You want the total_tokens to be under 1024?
I guess you can count the prompt tokens and subtract from 1024 to get the available tokens for the completion.
I don’t mind the billing, I just candle handle a response that has more than 1600 characters (letters/spaces). Is there a way to tell openai to consider that and not generate responses longer then that?
I doubt that it can count characters and also give you a good response.
If your response is in English, then you can limit somewhat.
Given that the average number of characters in an English word is 4, then you need to have max 400 words to fit in 1600 characters.
OpenAI documentation says that the ratio is 3:4 tokens to words.
It means that the response can be at most 300 tokens.
For safety, I would target a response of 250 tokens, because you might encounter longer words.
Note that the max_tokens parameter includes the prompt as well. So you have to find out how many tokens are in the prompt and add 250 tokens to determine the max_tokens parameter.
You can find the GPT-2 library to count the tokens on GitHub.
PS: the average word length is not 4, but you can find it.
I may be incorrect but I believe that the language model itself does not take in consideration the max tokens allowance.
It will write to whatever it desires (along with any instructions). If it hits the length, it will just cut suddenly (which you can counter by catching the stop reason and sending the prompt again). If the length is set to max, it doesn’t try and fill it to the max.
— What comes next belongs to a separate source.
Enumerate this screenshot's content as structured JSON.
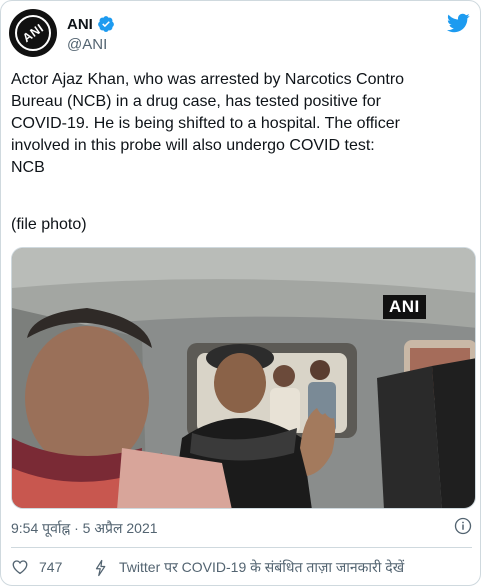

Although, if it’s set to max, you run a higher chance of getting it filled with garbage/noise
This is what I’ve found. It just truncates. I wish there was a way to accomplish this. I’m sure I’m not the only one with this requirement. Anyone using an sms service might hit that limit of 1600 characters.
Perhaps I should put it in the prompt in plain lang?
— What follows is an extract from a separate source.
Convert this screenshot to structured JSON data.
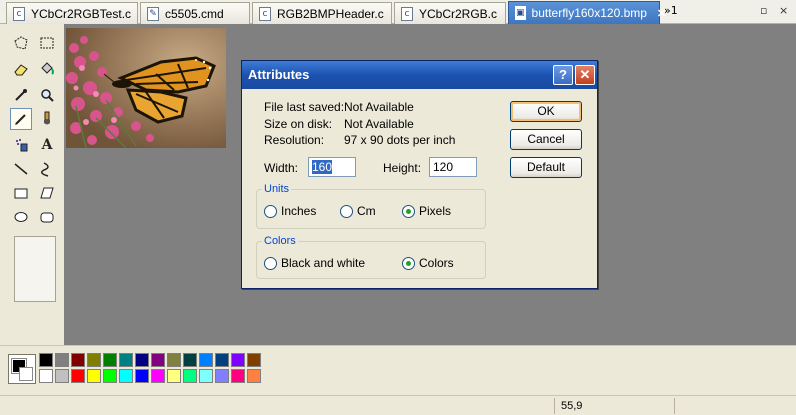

I am developing for a very small display (size of wrist watch), and I want the responses to be terse. I thought max_tokens would inform the model to formulate a response given so many tokens, but like people have said here - it just truncates the response.
I am exploring some prompt engineering, like, “Please respond briefly”, but I’d much rather have a way to limit the response…
Maybe what I’ll do is if the response exceeds the limit I want, I send back the response with the prompt, “say that more tersely”… and try that a couple times before delivering a truncated response, which is a an undesired user experience.
I have tried that before and it has never worked because the models cannot count chars in their own completions.
So, tried it again, just now with the same results as the last time I checked. Here I inject a system message to limit the chars, but it does not work. I have tried counting chars, words, etc. before and it has never worked as required. The models just do not count. This is been discussed at length here before in our community, BTW.
system: Do not reply with more than 20 characters.